Now on that same day two of them were going to a village called Emmaus, about seven miles from Jerusalem, and talking with each other about all these things that had happened. While they were talking and discussing, Jesus himself came near and went with them, but their eyes were kept from recognising him. And he said to them, ‘What are you discussing with each other while you walk along?’ They stood still, looking sad. Then one of them, whose name was Cleopas, answered him, ‘Are you the only stranger in Jerusalem who does not know the things that have taken place there in these days?’ He asked them, ‘What things?’ They replied, ‘The things about Jesus of Nazareth, who was a prophet mighty in deed and word before God and all the people, and how our chief priests and leaders handed him over to be condemned to death and crucified him. But we had hoped that he was the one to redeem Israel. Yes, and besides all this, it is now the third day since these things took place. Moreover, some women of our group astounded us. They were at the tomb early this morning, and when they did not find his body there, they came back and told us that they had indeed seen a vision of angels who said that he was alive. Some of those who were with us went to the tomb and found it just as the women had said; but they did not see him.’ Then he said to them, ‘Oh, how foolish you are, and how slow of heart to believe all that the prophets have declared! Was it not necessary that the Messiah should suffer these things and then enter into his glory?’ Then beginning with Moses and all the prophets, he interpreted to them the things about himself in all the scriptures.
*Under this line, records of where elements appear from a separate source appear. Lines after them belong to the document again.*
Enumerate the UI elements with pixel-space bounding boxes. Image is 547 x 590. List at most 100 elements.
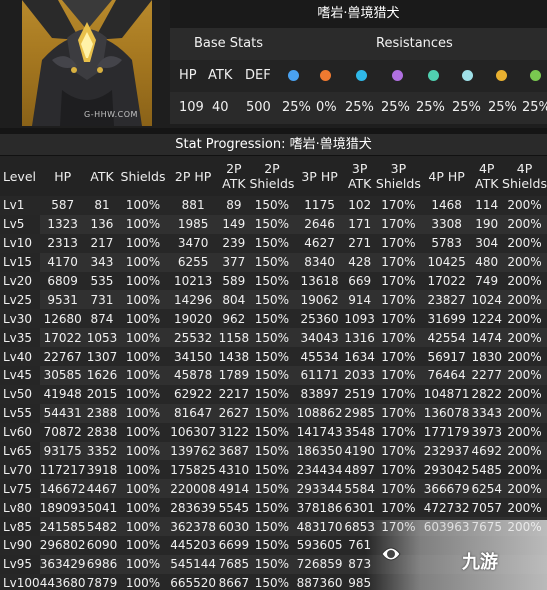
stat-cell: 220008 [167,479,219,499]
stat-cell: 472732 [421,498,472,518]
stat-cell: 150% [249,233,295,253]
monster-portrait: G-HHW.COM [22,0,152,126]
table-header-row: Level HP ATK Shields 2P HP 2P ATK 2P Shields 3P… [0,156,547,196]
stat-cell: 283639 [167,498,219,518]
stat-cell: 54431 [39,403,86,423]
stat-cell: 1323 [39,214,86,234]
stat-cell: 2015 [85,384,119,404]
stat-cell: 81 [85,196,119,215]
level-cell: Lv30 [0,309,40,329]
stat-cell: 170% [374,498,422,518]
stat-cell: 480 [471,252,503,272]
table-row: Lv10 2313 217 100% 3470 239 150% 4627 271 170% 578… [0,233,547,253]
stat-cell: 150% [249,517,295,537]
stat-cell: 150% [249,403,295,423]
stat-cell: 170% [374,233,422,253]
stat-cell: 1438 [218,347,250,367]
column-header: ATK [85,156,119,196]
stat-cell: 170% [374,460,422,480]
stat-cell: 200% [502,290,547,310]
stat-cell: 200% [502,233,547,253]
stat-cell: 3470 [167,233,219,253]
stat-cell: 41948 [39,384,86,404]
stat-cell: 8667 [218,573,250,590]
stat-cell: 7057 [471,498,503,518]
level-cell: Lv45 [0,366,40,385]
stat-cell: 19062 [294,290,345,310]
atk-label: ATK [208,68,233,83]
stat-cell: 545144 [167,554,219,574]
stat-cell: 100% [118,460,168,480]
stat-cell: 6255 [167,252,219,272]
base-stats-heading: Base Stats [194,36,263,51]
stat-cell: 4914 [218,479,250,499]
stat-cell: 3122 [218,422,250,442]
stat-cell: 2838 [85,422,119,442]
stat-cell: 100% [118,328,168,348]
stat-cell: 731 [85,290,119,310]
stat-cell: 150% [249,384,295,404]
electro-res-value: 25% [381,100,410,115]
stat-cell: 4310 [218,460,250,480]
level-cell: Lv55 [0,403,40,423]
table-row: Lv45 30585 1626 100% 45878 1789 150% 61171 2033 1… [0,366,547,385]
stat-cell: 804 [218,290,250,310]
stat-cell: 1985 [167,214,219,234]
stat-cell: 170% [374,366,422,385]
stat-cell: 4190 [344,441,375,461]
stat-cell: 200% [502,214,547,234]
stat-cell: 170% [374,196,422,215]
stat-cell: 3687 [218,441,250,461]
stat-cell: 150% [249,498,295,518]
stat-cell: 150% [249,554,295,574]
stat-cell: 1224 [471,309,503,329]
stat-cell: 200% [502,196,547,215]
stat-cell: 83897 [294,384,345,404]
stat-cell: 150% [249,271,295,291]
stat-cell: 6809 [39,271,86,291]
stat-cell: 170% [374,271,422,291]
stat-cell: 139762 [167,441,219,461]
stat-cell: 189093 [39,498,86,518]
level-cell: Lv5 [0,214,40,234]
stat-cell: 593605 [294,536,345,555]
stat-cell: 3918 [85,460,119,480]
stat-cell: 343 [85,252,119,272]
stat-cell: 665520 [167,573,219,590]
stat-cell: 589 [218,271,250,291]
stat-cell: 239 [218,233,250,253]
stat-cell: 150% [249,479,295,499]
monster-name: 嗜岩·兽境猎犬 [170,0,547,28]
stat-cell: 150% [249,290,295,310]
stat-cell: 296802 [39,536,86,555]
stat-cell: 150% [249,252,295,272]
stat-cell: 200% [502,347,547,367]
level-cell: Lv15 [0,252,40,272]
stat-cell: 887360 [294,573,345,590]
stat-cell: 100% [118,309,168,329]
level-cell: Lv75 [0,479,40,499]
stat-cell: 535 [85,271,119,291]
table-row: Lv60 70872 2838 100% 106307 3122 150% 141743 354… [0,422,547,442]
stat-cell: 1316 [344,328,375,348]
level-cell: Lv60 [0,422,40,442]
stat-cell: 100% [118,271,168,291]
resistances-heading: Resistances [376,36,453,51]
stat-cell: 70872 [39,422,86,442]
stat-cell: 1474 [471,328,503,348]
stat-cell: 100% [118,252,168,272]
progression-title: Stat Progression: 嗜岩·兽境猎犬 [0,134,547,156]
column-header: 4P ATK [471,156,503,196]
stat-cell: 76464 [421,366,472,385]
stat-cell: 150% [249,441,295,461]
stat-cell: 45534 [294,347,345,367]
stat-cell: 10213 [167,271,219,291]
table-row: Lv65 93175 3352 100% 139762 3687 150% 186350 419… [0,441,547,461]
stat-cell: 171 [344,214,375,234]
stat-cell: 2277 [471,366,503,385]
stat-cell: 100% [118,196,168,215]
stat-cell: 14296 [167,290,219,310]
stat-cell: 5584 [344,479,375,499]
column-header: 4P HP [421,156,472,196]
stat-cell: 7879 [85,573,119,590]
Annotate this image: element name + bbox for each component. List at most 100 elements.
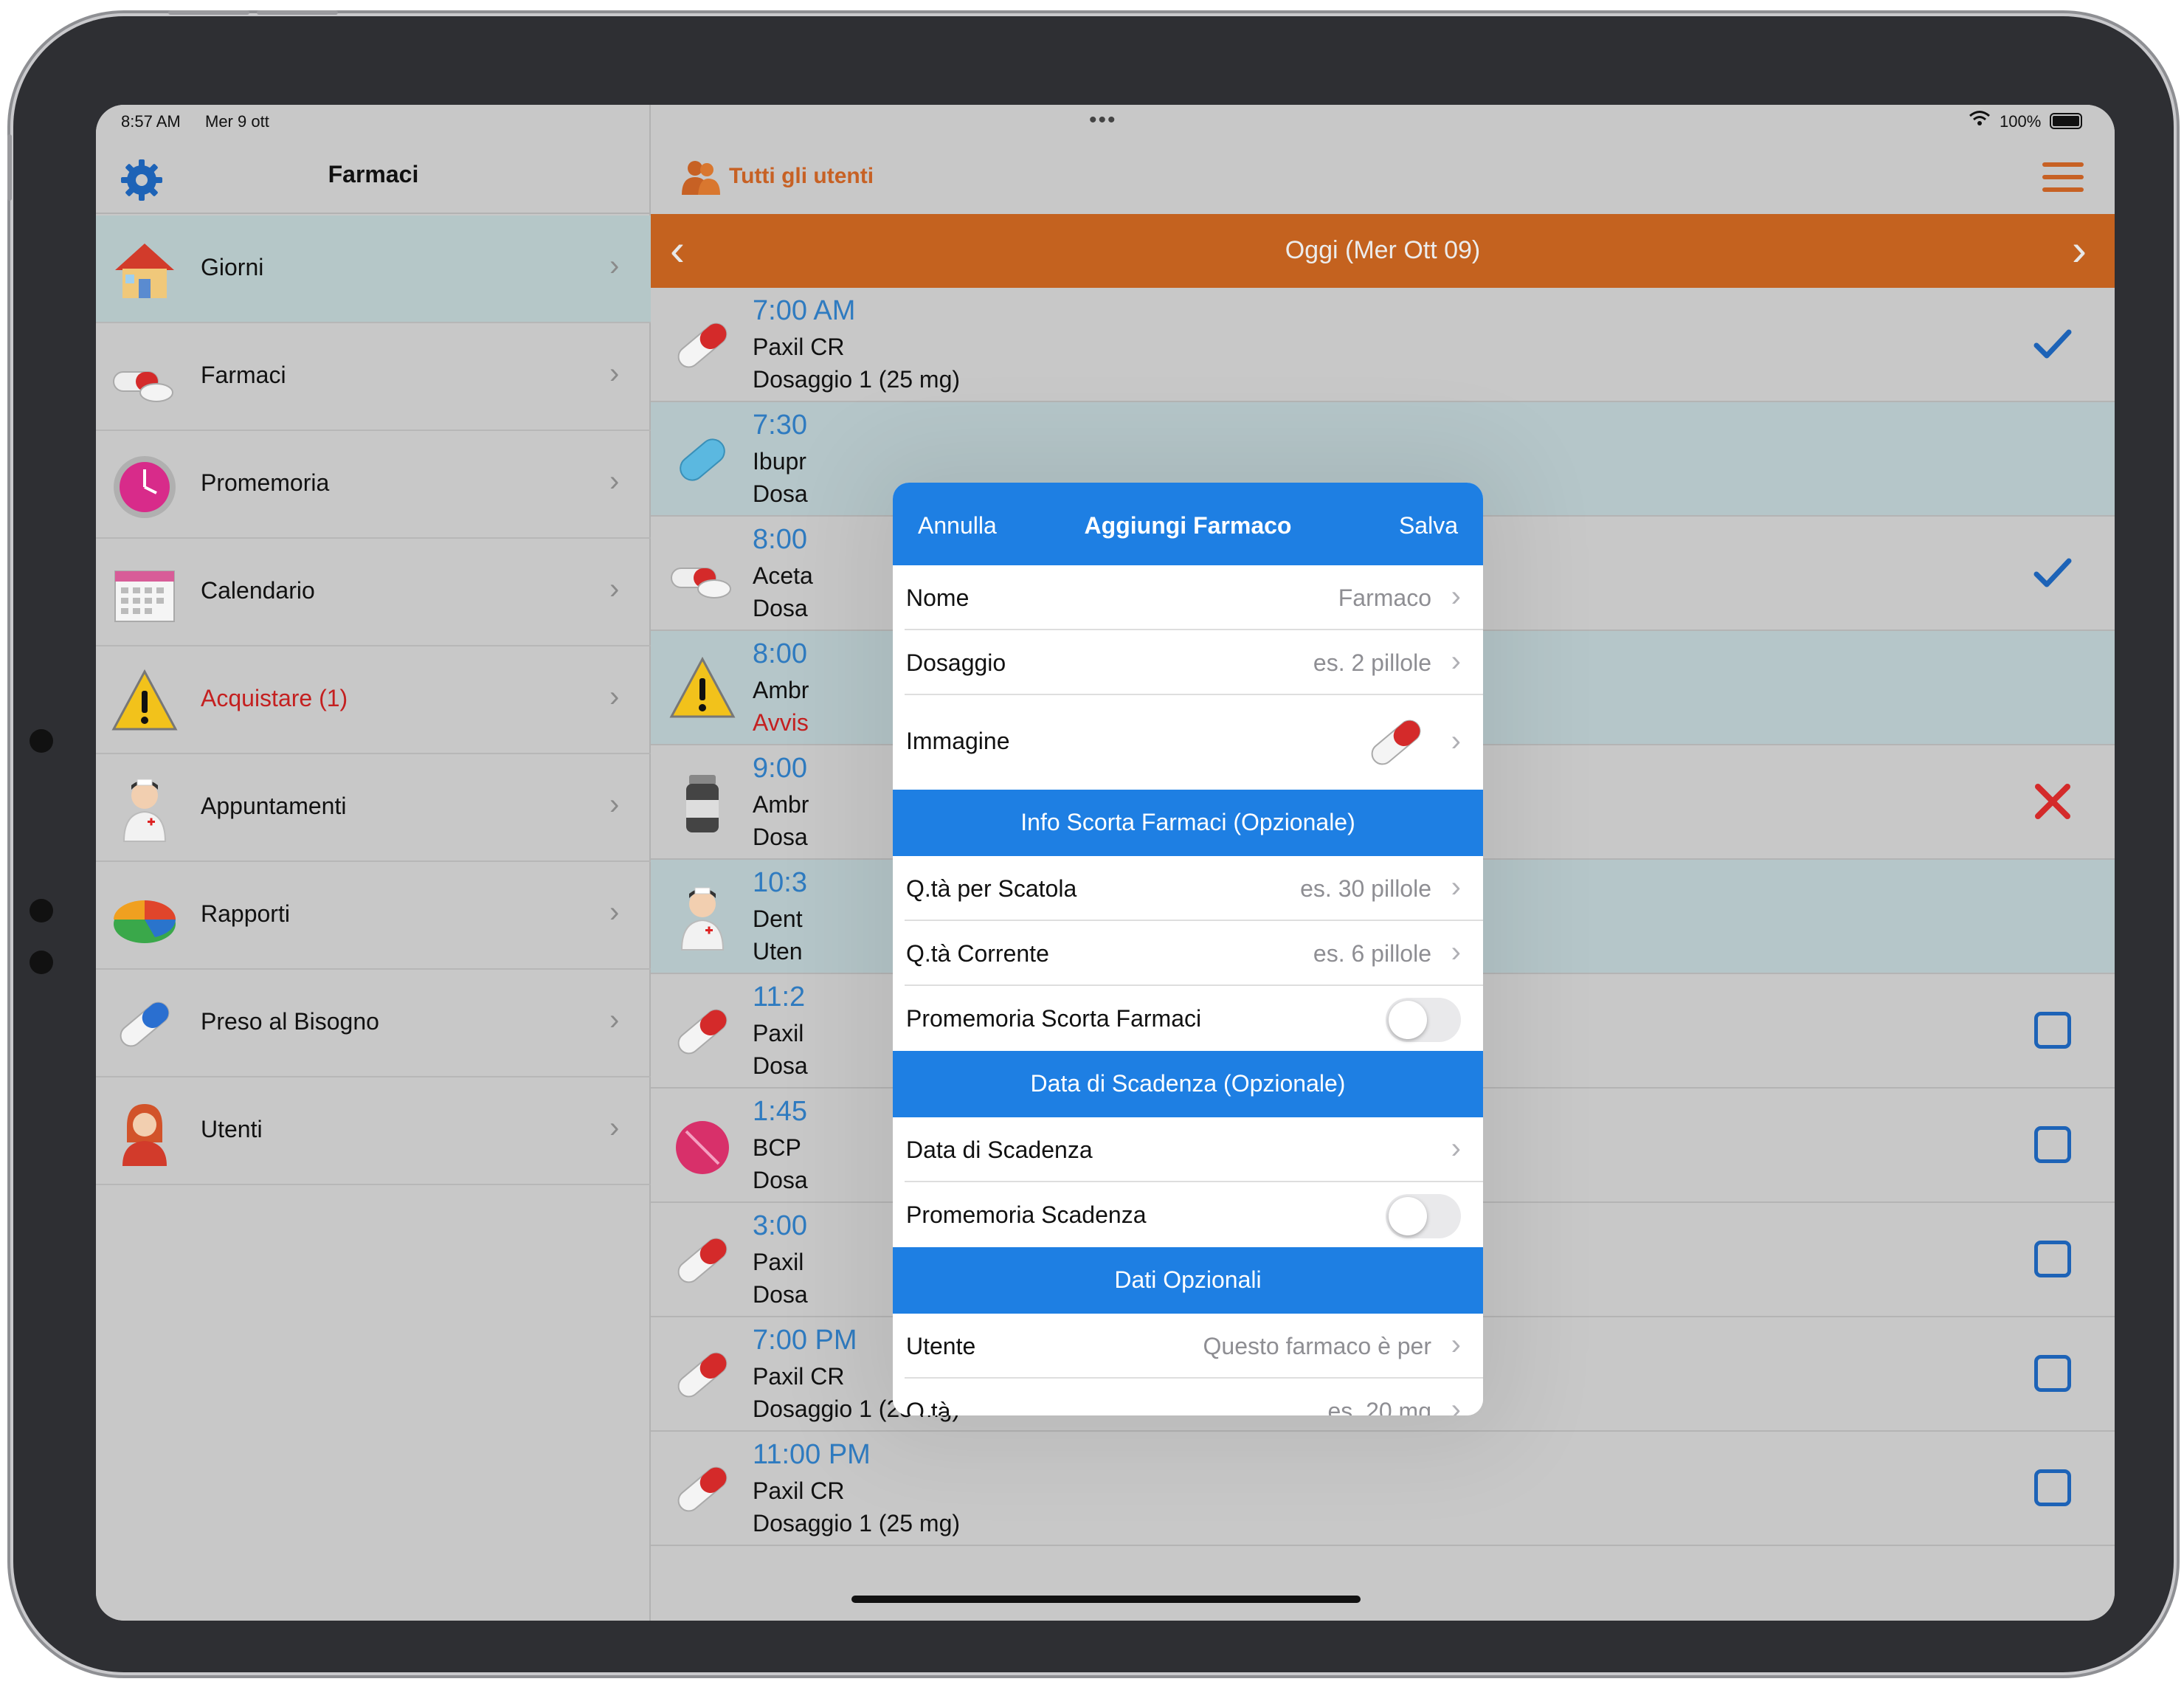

As they came near the village to which they were going, he walked ahead as if he were going on. But they urged him strongly, saying, ‘Stay with us, because it is almost evening and the day is now nearly over.’ So he went in to stay with them. When he was at the table with them, he took bread, blessed and broke it, and gave it to them. Then their eyes were opened, and they recognised him; and he vanished from their sight. They said to each other, ‘Were not our hearts burning within us while he was talking to us on the road, while he was opening the scriptures to us?’
(Luke 24:13-32, NRSV)

One of the things we particularly noticed was that in this story the resurrected Jesus is found in a stranger on the road - and that at first his followers don't recognise him. It seems that Luke's community might have expected that any stranger could turn out to be their teacher Jesus. When we were looking at this story we had just been talking about some of the things that had been going on in our back laneway - particularly drug use. We found that this story challenged us to be open to finding the resurrected Christ in our neighbours who use drugs in that space. This story might suggest that the way to find Christ's presence in the stranger is by inviting the stranger to share a meal (perhaps in Credo Café) - in the story, this is when Christ's presence is revealed.